E hoje o dia foi assim pra mim. Um dia que eu havia determinado que seria lindo.
Que fiz de tudo para o manter sendo. Tentei fazer como Luna, de Harry Potter: ser alheio e ficar no meu mundo utópico, relembrar as alegrias de dias anteriores; relembrar o sorriso tão belo que alguém recentemente me deu, o beijo.


E quase - aquele quase que por pouquíssimo não deixa de existir - mas quase consegui.
Ignorei as brincadeiras de mau gosto, “ri” com as primeiras na verdade, brinquei junto.
Mas a cada sorriso meu, parecia haver mais vontade alheia de me ver mal, de me tirar a paz na qual eu estava mergulhado. As piadinhas foram ficando mais e mais idiotas, mais más. As brincadeiras mais pejorativas; nesse ponto eu já havia demonstrado não estar gostando, mas não, eles não pararam. Eles me tiraram o sorriso e me colocaram lágrimas penduradas nos olhos. Que eu não dei a satisfação de derrubar na frente deles. Só aqui, em casa, com Açucar ou Adoçante (Cícero) tocando.

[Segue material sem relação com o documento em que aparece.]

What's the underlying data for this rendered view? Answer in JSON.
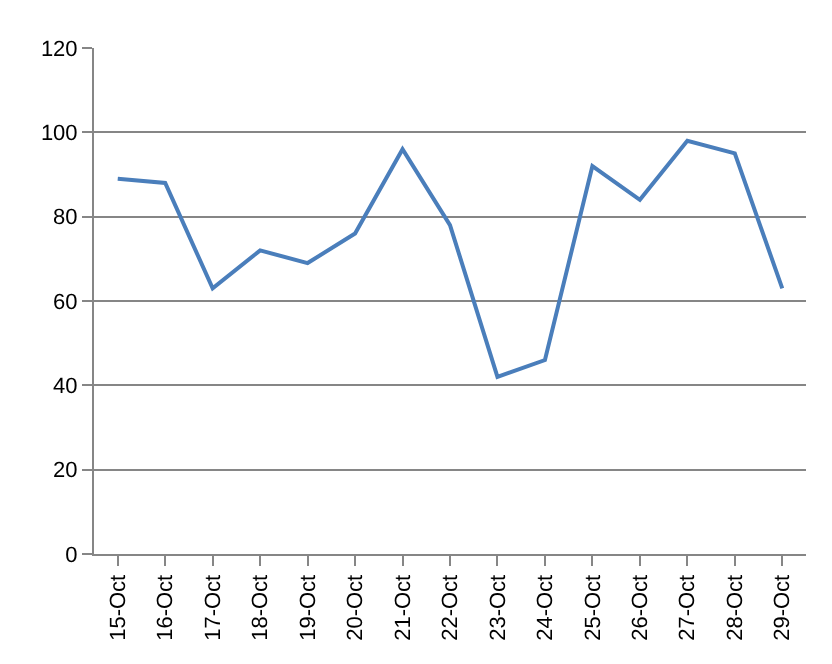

Cadê a coerência das pessoas no modo de tratar aqueles que a elas tratam bem?

É, ironicamente eu estava em busca de sentimentos intensos. Cansei de ser durão como pedra, quase frio. Eles conseguiram despertar em mim algo bem ardente... ódio! Repugnância! Desisto de ser amigável, eles não merecem. Esses colegas de trabalho ganharam o direito a uma palavra que não estou acostumado a usar: desprezo. E quando eu tiver uma boa oportunidade: revanche.

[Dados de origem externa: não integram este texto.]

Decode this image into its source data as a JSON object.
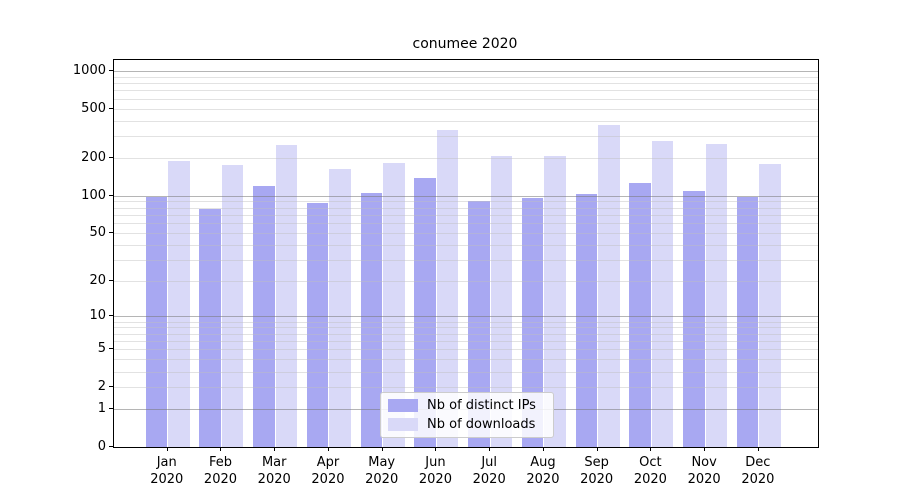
{
  "title": "conumee 2020",
  "colors": {
    "ips_bar": "#a8a8f2",
    "downloads_bar": "#d9d9f8",
    "major_gridline": "rgba(120,120,120,0.55)",
    "minor_gridline": "rgba(190,190,190,0.45)",
    "spine": "#000000",
    "legend_border": "#cccccc",
    "background": "#ffffff",
    "text": "#000000"
  },
  "legend": {
    "entries": [
      {
        "label": "Nb of distinct IPs"
      },
      {
        "label": "Nb of downloads"
      }
    ]
  },
  "chart_data": {
    "type": "bar",
    "title": "conumee 2020",
    "yscale": "log1p",
    "ylim": [
      0,
      1220
    ],
    "y_ticks": [
      0,
      1,
      2,
      5,
      10,
      20,
      50,
      100,
      200,
      500,
      1000
    ],
    "minor_grid_values": [
      2,
      3,
      4,
      5,
      6,
      7,
      8,
      9,
      20,
      30,
      40,
      50,
      60,
      70,
      80,
      90,
      200,
      300,
      400,
      500,
      600,
      700,
      800,
      900
    ],
    "major_grid_values": [
      1,
      10,
      100,
      1000
    ],
    "grid": true,
    "legend_position": "lower-center",
    "categories": [
      "Jan",
      "Feb",
      "Mar",
      "Apr",
      "May",
      "Jun",
      "Jul",
      "Aug",
      "Sep",
      "Oct",
      "Nov",
      "Dec"
    ],
    "category_sublabel": "2020",
    "series": [
      {
        "name": "Nb of distinct IPs",
        "values": [
          98,
          78,
          120,
          88,
          105,
          140,
          90,
          95,
          103,
          126,
          110,
          98
        ]
      },
      {
        "name": "Nb of downloads",
        "values": [
          190,
          176,
          255,
          165,
          184,
          335,
          207,
          208,
          372,
          273,
          262,
          180
        ]
      }
    ],
    "xlabel": "",
    "ylabel": ""
  }
}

Esqueçam o que Jesus disse; se você ficar dando a outra face sempre que for estapeado, só vai se foder... Conselho de um amigo que acabou de perceber isso. ;)

Beijo ou abraço as you wish. Boa noite!(?)

ps.: desabafar parece ter esvaído de mim a tristeza e a ira que imperavam. Sinto-me leve ~ah.